In my defense, once I started sewing at it in earnest, it didn't take me long to do. I ran into a problem-- a broken needle on my sewing machine-- early in the project (probably back in 2007). After that, I set it aside and was hesitant to pick it back up again, wondering if my machine (and I) could handle all those layers of fabric. It turns out I needn't have worried, though. I went through the rest of the project without breaking any needles.
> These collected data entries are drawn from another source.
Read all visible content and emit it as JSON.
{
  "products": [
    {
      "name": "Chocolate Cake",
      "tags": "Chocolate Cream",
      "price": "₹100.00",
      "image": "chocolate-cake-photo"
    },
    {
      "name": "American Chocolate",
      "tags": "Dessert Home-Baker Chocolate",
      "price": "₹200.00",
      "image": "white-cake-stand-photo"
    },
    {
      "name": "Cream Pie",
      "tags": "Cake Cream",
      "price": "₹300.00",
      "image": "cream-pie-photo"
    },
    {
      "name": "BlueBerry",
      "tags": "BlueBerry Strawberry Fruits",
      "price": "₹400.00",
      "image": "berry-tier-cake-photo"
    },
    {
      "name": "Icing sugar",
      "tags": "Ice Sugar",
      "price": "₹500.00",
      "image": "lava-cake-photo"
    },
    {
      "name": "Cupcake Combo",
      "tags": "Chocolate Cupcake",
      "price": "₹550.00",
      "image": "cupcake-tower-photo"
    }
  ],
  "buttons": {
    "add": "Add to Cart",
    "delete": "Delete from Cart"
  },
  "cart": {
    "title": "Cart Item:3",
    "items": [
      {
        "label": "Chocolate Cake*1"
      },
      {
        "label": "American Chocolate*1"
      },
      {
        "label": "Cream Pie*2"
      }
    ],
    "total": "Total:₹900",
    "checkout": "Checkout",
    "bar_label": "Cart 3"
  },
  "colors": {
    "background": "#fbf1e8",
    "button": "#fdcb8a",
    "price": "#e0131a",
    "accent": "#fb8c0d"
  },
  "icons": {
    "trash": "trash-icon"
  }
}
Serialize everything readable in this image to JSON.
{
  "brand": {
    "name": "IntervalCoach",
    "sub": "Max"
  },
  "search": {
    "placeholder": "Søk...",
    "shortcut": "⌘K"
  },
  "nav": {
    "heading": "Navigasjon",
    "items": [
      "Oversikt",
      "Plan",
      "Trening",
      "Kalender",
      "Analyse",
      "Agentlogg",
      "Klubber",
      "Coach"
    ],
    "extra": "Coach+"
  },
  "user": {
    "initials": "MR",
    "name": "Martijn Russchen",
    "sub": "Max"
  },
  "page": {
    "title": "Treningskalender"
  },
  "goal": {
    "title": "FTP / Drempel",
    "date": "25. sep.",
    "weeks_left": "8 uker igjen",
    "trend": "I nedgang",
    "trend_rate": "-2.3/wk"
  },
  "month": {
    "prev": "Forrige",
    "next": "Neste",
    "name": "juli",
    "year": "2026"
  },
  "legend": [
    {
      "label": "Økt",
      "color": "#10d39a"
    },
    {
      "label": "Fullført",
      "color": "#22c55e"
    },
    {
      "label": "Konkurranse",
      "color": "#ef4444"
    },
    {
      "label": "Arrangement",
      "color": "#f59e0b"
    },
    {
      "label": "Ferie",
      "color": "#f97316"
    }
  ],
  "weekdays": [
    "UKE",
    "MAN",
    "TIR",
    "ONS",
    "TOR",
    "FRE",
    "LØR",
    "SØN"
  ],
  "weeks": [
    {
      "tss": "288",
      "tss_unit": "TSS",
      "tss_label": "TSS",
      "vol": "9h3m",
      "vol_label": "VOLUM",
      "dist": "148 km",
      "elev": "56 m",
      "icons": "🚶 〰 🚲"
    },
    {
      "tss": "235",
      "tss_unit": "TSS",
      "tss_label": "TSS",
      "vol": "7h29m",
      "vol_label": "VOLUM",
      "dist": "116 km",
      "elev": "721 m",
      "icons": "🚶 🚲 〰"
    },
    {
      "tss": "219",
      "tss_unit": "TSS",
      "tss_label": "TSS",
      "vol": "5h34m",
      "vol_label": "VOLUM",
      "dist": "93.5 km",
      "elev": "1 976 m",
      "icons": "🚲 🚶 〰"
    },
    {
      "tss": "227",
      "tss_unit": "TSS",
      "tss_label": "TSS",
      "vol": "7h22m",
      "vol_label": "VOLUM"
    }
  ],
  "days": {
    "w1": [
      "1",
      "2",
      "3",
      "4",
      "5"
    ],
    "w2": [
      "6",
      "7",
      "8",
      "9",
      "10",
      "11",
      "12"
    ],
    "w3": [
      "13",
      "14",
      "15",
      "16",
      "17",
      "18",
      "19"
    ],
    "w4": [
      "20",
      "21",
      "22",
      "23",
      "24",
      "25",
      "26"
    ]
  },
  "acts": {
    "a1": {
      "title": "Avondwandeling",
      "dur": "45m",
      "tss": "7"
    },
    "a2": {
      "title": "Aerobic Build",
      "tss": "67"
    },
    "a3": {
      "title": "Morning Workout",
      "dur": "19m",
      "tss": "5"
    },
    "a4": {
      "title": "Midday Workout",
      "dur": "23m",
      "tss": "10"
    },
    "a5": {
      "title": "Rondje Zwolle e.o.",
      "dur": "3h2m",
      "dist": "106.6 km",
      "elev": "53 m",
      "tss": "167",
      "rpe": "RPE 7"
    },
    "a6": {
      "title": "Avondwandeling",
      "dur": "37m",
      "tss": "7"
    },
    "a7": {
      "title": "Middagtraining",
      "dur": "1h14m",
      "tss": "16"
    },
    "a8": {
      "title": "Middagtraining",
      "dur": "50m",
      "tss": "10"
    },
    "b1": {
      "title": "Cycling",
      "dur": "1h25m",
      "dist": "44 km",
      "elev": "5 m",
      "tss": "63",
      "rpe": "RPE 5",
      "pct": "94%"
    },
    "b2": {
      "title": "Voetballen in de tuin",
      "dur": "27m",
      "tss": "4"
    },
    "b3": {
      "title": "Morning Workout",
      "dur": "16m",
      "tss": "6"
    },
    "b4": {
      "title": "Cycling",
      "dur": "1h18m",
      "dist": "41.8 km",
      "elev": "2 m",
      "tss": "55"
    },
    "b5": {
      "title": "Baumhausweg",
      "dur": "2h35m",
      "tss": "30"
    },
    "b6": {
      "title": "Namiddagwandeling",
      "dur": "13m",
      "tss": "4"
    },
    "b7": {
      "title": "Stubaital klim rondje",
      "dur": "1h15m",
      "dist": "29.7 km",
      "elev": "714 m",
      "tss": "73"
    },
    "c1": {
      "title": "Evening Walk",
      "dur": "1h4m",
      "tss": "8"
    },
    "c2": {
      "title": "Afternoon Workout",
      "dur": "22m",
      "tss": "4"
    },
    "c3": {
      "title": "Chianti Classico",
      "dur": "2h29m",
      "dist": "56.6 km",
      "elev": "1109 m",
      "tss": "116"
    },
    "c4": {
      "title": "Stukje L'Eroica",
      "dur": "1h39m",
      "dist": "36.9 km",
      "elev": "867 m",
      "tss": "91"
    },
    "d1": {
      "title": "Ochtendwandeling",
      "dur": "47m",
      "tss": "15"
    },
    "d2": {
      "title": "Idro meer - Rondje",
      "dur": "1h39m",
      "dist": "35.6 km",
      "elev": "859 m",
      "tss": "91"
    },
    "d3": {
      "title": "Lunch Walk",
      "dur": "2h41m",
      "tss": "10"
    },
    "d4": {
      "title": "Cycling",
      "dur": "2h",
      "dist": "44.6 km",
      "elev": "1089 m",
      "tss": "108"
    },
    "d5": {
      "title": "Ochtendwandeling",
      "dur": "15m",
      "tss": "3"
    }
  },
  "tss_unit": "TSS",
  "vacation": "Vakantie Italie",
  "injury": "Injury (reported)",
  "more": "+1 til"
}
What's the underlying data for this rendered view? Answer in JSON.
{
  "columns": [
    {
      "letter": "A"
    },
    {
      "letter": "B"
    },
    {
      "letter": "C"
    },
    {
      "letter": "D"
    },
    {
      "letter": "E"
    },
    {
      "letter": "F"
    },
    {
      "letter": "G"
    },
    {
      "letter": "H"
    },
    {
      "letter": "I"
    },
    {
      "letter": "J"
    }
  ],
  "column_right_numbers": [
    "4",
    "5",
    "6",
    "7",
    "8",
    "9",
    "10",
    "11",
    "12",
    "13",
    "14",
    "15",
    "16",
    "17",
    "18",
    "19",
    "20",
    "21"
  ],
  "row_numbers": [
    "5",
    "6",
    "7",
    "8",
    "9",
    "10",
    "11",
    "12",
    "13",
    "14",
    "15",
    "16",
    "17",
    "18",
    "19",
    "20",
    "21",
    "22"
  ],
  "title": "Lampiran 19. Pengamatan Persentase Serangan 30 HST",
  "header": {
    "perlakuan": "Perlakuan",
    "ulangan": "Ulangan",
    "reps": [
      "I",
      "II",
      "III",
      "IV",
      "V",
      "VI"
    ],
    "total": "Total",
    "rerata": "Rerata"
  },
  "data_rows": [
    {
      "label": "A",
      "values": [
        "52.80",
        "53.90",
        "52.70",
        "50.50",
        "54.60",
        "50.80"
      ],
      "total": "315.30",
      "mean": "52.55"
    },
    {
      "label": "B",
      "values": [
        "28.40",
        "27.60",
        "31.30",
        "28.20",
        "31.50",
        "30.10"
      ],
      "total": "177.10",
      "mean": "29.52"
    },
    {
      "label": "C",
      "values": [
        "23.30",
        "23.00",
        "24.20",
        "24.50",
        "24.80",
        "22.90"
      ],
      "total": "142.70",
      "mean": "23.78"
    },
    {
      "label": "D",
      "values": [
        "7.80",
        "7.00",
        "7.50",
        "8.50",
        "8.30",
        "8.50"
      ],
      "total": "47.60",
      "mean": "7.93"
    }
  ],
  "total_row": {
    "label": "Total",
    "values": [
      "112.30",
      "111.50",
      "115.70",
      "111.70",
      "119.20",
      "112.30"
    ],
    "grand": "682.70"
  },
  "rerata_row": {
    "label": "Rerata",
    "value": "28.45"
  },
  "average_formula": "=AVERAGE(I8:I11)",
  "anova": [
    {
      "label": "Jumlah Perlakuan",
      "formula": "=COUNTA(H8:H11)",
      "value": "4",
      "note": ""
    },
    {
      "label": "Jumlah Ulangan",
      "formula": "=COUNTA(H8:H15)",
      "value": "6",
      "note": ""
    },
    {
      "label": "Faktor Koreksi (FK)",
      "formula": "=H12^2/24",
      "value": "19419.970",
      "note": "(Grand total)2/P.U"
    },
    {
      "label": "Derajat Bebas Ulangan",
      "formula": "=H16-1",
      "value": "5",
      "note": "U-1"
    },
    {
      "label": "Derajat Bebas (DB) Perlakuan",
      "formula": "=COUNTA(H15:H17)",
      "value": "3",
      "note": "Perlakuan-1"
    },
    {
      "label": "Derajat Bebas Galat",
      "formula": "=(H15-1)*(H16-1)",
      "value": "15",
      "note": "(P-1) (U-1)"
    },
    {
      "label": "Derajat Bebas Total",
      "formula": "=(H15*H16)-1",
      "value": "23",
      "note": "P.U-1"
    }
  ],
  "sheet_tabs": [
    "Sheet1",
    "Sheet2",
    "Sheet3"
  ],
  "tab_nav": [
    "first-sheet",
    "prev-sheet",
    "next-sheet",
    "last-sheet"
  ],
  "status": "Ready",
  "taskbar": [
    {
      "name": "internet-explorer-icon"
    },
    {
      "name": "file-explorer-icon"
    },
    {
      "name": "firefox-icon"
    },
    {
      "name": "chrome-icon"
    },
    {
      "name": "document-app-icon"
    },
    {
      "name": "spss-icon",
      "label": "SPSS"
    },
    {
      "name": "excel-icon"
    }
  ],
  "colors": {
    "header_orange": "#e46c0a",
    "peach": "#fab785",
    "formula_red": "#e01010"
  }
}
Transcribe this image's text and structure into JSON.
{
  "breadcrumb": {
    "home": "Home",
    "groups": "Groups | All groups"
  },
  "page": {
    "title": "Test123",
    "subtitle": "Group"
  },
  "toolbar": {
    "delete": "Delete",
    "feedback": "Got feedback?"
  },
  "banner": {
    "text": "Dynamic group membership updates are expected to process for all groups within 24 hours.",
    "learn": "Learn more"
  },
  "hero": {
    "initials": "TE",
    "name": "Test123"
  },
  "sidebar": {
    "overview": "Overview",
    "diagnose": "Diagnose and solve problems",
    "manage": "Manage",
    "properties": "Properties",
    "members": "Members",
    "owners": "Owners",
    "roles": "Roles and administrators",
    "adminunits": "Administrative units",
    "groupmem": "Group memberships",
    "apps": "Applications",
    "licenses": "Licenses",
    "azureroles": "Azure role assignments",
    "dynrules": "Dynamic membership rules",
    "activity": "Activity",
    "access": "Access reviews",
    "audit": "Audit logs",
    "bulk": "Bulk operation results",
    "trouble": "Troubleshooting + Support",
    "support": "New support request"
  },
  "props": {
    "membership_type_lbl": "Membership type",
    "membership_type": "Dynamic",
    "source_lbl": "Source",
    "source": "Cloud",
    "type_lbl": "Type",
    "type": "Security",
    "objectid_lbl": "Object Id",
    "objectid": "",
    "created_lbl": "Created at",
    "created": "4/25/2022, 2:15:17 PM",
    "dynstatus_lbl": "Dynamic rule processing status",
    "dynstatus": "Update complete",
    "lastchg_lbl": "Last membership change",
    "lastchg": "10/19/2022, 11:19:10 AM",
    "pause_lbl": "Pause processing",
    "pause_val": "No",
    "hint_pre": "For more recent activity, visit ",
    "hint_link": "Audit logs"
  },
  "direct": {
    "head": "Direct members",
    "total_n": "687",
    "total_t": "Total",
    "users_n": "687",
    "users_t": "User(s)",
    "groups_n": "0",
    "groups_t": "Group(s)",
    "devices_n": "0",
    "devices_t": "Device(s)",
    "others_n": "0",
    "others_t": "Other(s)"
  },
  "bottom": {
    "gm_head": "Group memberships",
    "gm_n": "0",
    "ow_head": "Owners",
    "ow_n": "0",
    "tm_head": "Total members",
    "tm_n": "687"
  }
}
All in all, the process went very smoothly. It's certainly not the work of an expert. There are many places where the blocks don't line up perfectly-- and I got careless (tired?) at the end, so the final seam around the whole quilt is not a uniform distance from the edge of the fabric-- but I told myself at the time that it's supposed to look somewhat haphazard-- and it'll definitely work as a lap quilt, despite cosmetic flaws. I'm satisfied, and since I'm the one who'll be using it, that's good enough.

Here's the quilt, pre-snipping and not yet thoroughly "ragged":

I'll have to photograph the back, too. I went to a fair deal of trouble making sure my three colors of flannel backing fell into a specific pattern. It's nothing fancy-- just diagonal lines-- but still, after putting in the effort, I want people to notice it. ;o) I thought it would show more from the front (in the exposed seams), and maybe it will, once it's ragged out. Right now, though, it looks pretty random.

Anyway-- that's one craft project nearly completed! Soon I can move on to another sewing project, and with the knowledge that I can finish sewing a quilt, even if it takes me more than a year.